I am almost 19 months out now and I understand your feelings. I too think about it every day, many times a day. I try all kinds of "tricks" to help me help me like I picture a giant acquarium fish tank and all those fish swimming around in the tank are really all my thoughts and business and feelings going on in my brain. So I am sitting on a couch in front of that tank watching my "thoughts" go around...I realize my thoughts and feelings are within my control (in some sense) and I can CHOOSE what I want to see, and think and thus feel to a great extent. Sometimes hurtful, painful thoughts come into my tank but my friend the SHARK eats them for me and then he turns back into my friend the dolphin. This visualization helps a bit.
I love my husband too. He made a mistake a BIG MISTAKE, but he is human, and a good person (I write this for you as much for me - struggling today here too!).
I loved something my therapist said (whom I only see on a "needs" basis) and when I asked her WHY he did this she simply said: He was stupid. I love this simple answer and it gets me over and out when I start thinking again about the "whys" and start feeling angry all over again...ahhhh.
She also said something about trust that helped. She said that the funny thing about trust is that there is no in between. Either you trust or you don't. I was having great trouble with this and it kept me paranoid (when logical, rational thoughts knew better) and in unnecessary anxiety, fear and pain. So now I just focus on trust when I feel anxiety and remind myself that I am CHOOSING to trust again...yes I COULD get kicked in the teeth, but I may not either, in fact it is now MORE LIKELY that I WILL NOT. So I just remind myself I am choosing to trust. This give me some sense of control over myself and what might happen to me. That is actually a GOOD feeling.

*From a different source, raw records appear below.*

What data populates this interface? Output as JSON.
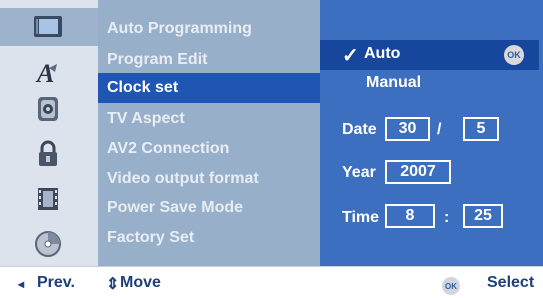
{
  "icons": [
    "tv-general-icon",
    "language-icon",
    "audio-icon",
    "lock-icon",
    "recording-icon",
    "disc-icon"
  ],
  "menu": {
    "items": [
      "Auto Programming",
      "Program Edit",
      "Clock set",
      "TV Aspect",
      "AV2 Connection",
      "Video output format",
      "Power Save Mode",
      "Factory Set"
    ],
    "selected": "Clock set"
  },
  "clock": {
    "auto_label": "Auto",
    "check_glyph": "✓",
    "manual_label": "Manual",
    "ok_label": "OK",
    "date_label": "Date",
    "date_day": "30",
    "date_sep": "/",
    "date_month": "5",
    "year_label": "Year",
    "year_value": "2007",
    "time_label": "Time",
    "time_hour": "8",
    "time_sep": ":",
    "time_minute": "25"
  },
  "footer": {
    "prev_arrow": "◂",
    "prev_label": "Prev.",
    "move_arrow": "⇕",
    "move_label": "Move",
    "ok_label": "OK",
    "select_label": "Select"
  },
  "colors": {
    "left_panel": "#dde3ec",
    "menu_panel": "#98afca",
    "highlight": "#1f56b3",
    "right_panel": "#3c6fbf",
    "auto_row": "#17479c"
  }
}
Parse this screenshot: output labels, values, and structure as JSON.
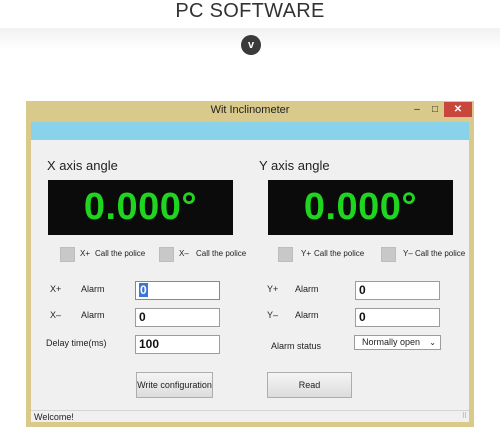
{
  "page": {
    "heading": "PC SOFTWARE",
    "toggle_glyph": "v"
  },
  "window": {
    "title": "Wit Inclinometer",
    "minimize_glyph": "–",
    "maximize_glyph": "□",
    "close_glyph": "✕"
  },
  "x_axis": {
    "title": "X axis angle",
    "display": "0.000°",
    "plus_label": "X+",
    "minus_label": "X–",
    "call_police": "Call the police",
    "alarm_label": "Alarm",
    "plus_alarm_value": "0",
    "minus_alarm_value": "0"
  },
  "y_axis": {
    "title": "Y axis angle",
    "display": "0.000°",
    "plus_label": "Y+",
    "minus_label": "Y–",
    "call_police": "Call the police",
    "alarm_label": "Alarm",
    "plus_alarm_value": "0",
    "minus_alarm_value": "0"
  },
  "settings": {
    "delay_label": "Delay time(ms)",
    "delay_value": "100",
    "alarm_status_label": "Alarm status",
    "alarm_status_value": "Normally open",
    "caret_glyph": "⌄"
  },
  "buttons": {
    "write": "Write configuration",
    "read": "Read"
  },
  "statusbar": {
    "text": "Welcome!",
    "grip": "⠿"
  },
  "colors": {
    "display_bg": "#0b0b0b",
    "display_fg": "#1fd51f",
    "title_border": "#d9c98a",
    "accent_bar": "#8ad1ea",
    "close_button": "#c9463d"
  }
}
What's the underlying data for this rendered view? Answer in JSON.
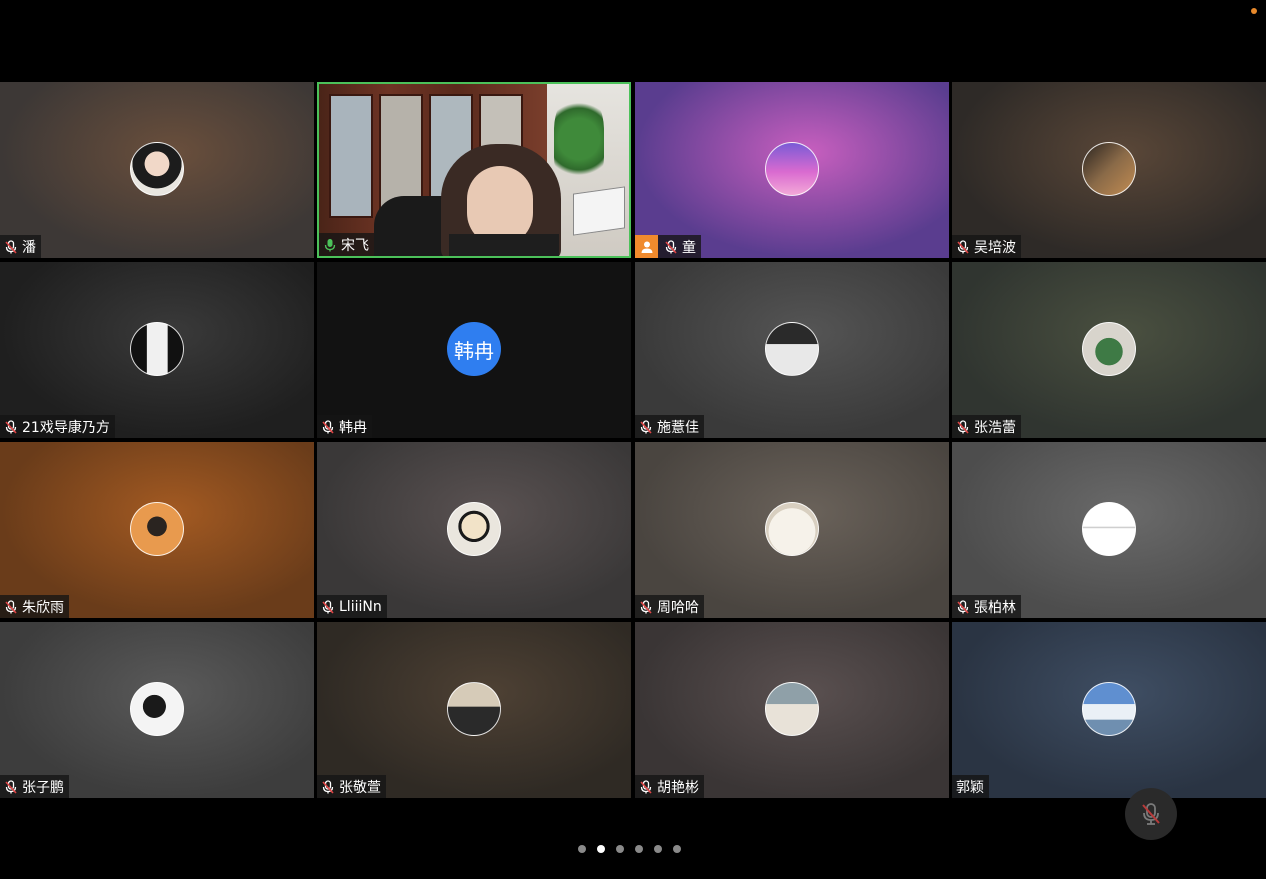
{
  "participants": [
    {
      "name": "潘",
      "muted": true,
      "avatar": "woman-illustration-avatar",
      "bg": "#3d3836",
      "accent": "#6a4f3c"
    },
    {
      "name": "宋飞",
      "muted": false,
      "avatar": "camera-video",
      "bg": "#bdb6ae",
      "accent": "#7a4432",
      "active": true
    },
    {
      "name": "童",
      "muted": true,
      "avatar": "dolphin-sunset-avatar",
      "bg": "#5a3d8f",
      "accent": "#c85fbf",
      "host": true
    },
    {
      "name": "吴培波",
      "muted": true,
      "avatar": "street-photo-avatar",
      "bg": "#2e2a27",
      "accent": "#5a4738"
    },
    {
      "name": "21戏导康乃方",
      "muted": true,
      "avatar": "calligraphy-avatar",
      "bg": "#1f1f1f",
      "accent": "#3a3a3a"
    },
    {
      "name": "韩冉",
      "muted": true,
      "avatar": "text",
      "avatar_text": "韩冉",
      "bg": "#121212",
      "accent": "#121212"
    },
    {
      "name": "施薏佳",
      "muted": true,
      "avatar": "screen-avatar",
      "bg": "#3a3a3a",
      "accent": "#555555"
    },
    {
      "name": "张浩蕾",
      "muted": true,
      "avatar": "cactus-avatar",
      "bg": "#303530",
      "accent": "#4a5040"
    },
    {
      "name": "朱欣雨",
      "muted": true,
      "avatar": "orange-illustration-avatar",
      "bg": "#6a3c1a",
      "accent": "#a35a22"
    },
    {
      "name": "LliiiNn",
      "muted": true,
      "avatar": "cartoon-girl-avatar",
      "bg": "#3a3838",
      "accent": "#5a5252"
    },
    {
      "name": "周哈哈",
      "muted": true,
      "avatar": "dog-avatar",
      "bg": "#4a4540",
      "accent": "#6a625a"
    },
    {
      "name": "張柏林",
      "muted": true,
      "avatar": "fish-sketch-avatar",
      "bg": "#4d4d4d",
      "accent": "#6a6a6a"
    },
    {
      "name": "张子鹏",
      "muted": true,
      "avatar": "dragon-sketch-avatar",
      "bg": "#3d3d3d",
      "accent": "#5a5a5a"
    },
    {
      "name": "张敬萱",
      "muted": true,
      "avatar": "person-photo-avatar",
      "bg": "#2f2a24",
      "accent": "#4e4134"
    },
    {
      "name": "胡艳彬",
      "muted": true,
      "avatar": "group-photo-avatar",
      "bg": "#3a3535",
      "accent": "#5a5050"
    },
    {
      "name": "郭颖",
      "muted": false,
      "avatar": "cloud-sky-avatar",
      "bg": "#2a3443",
      "accent": "#3f4e63"
    }
  ],
  "pager": {
    "count": 6,
    "current": 1
  },
  "colors": {
    "active_border": "#4cc15a",
    "host_badge": "#f08a2d",
    "avatar_blue": "#2f7ef0"
  }
}
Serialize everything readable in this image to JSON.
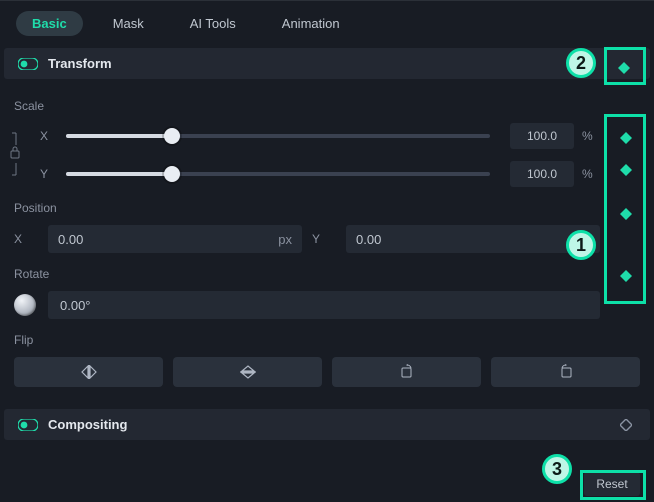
{
  "accent": "#1fdcaa",
  "tabs": {
    "basic": "Basic",
    "mask": "Mask",
    "ai": "AI Tools",
    "anim": "Animation"
  },
  "transform": {
    "title": "Transform",
    "scale": {
      "label": "Scale",
      "x_label": "X",
      "y_label": "Y",
      "x_val": "100.0",
      "y_val": "100.0",
      "unit": "%"
    },
    "position": {
      "label": "Position",
      "x_label": "X",
      "y_label": "Y",
      "x_val": "0.00",
      "y_val": "0.00",
      "unit": "px"
    },
    "rotate": {
      "label": "Rotate",
      "val": "0.00°"
    },
    "flip": {
      "label": "Flip"
    }
  },
  "compositing": {
    "title": "Compositing"
  },
  "reset": "Reset",
  "annotations": {
    "one": "1",
    "two": "2",
    "three": "3"
  }
}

I too am finding it sometimes hard to just go on...but I cannot think what else I would want. If I think of the here and now, it is good. If I think of the past, I feel pain and hurt, but I also understand now...I have lots of raw feelings, I have to admit. Accepting the past, for what it was IS hard. And it seems that I am still grieving. Quite a bit. Well, then I think of all the people here, and the ones not here but suffering other things in their relationships...drug, or alcohol, or abuse or just fighting all the time...and I think that some of the past sucked, but it is a source of strenght on which we will CONTINUE to build our marriage...bujilding a marriage is life long...it is never "done" becasue we are never done, changing and growing and learning lessons of life. Sometimes we have to be witness to the lessons others are learning and we get hurt. But though I have never hurt him in this way, I guess I have careslessly hurt him nonetheless...as I am only human too and I hope he can forgive me..and I know he does.
My prayer and hope for me, you and all here, is that we can truly look at this person who failed and feel compassion and rejoice in the man/woman who is making true and sincere efforts now...I will rejoice in the person before me, not the one who was so lost in the past.
Yes, he will still bug me with little annoyances, but the real person, is a decent human being and I will keep reminding myself of that.
I struggle like you. Almost everyday. I wonder when the grieving will end. But it is so much better than day 1 and we have really become closer. I am getting stronger..though I never asked for the "opportunity" to grow, I will take and and do my best. I wish I could be strong everyday, but I do break down. I say I am having a trigger can you hug me? He does and then usually says some words that point to our future together....the present and the future we CAN do something about...but the past we cannot...sigh,....this IS hard to accept. But I have no choice...still not completely there yet. I feel jealous of those who seem to get through it faster.
Hang in there. Love from another who KNOWS what it is like.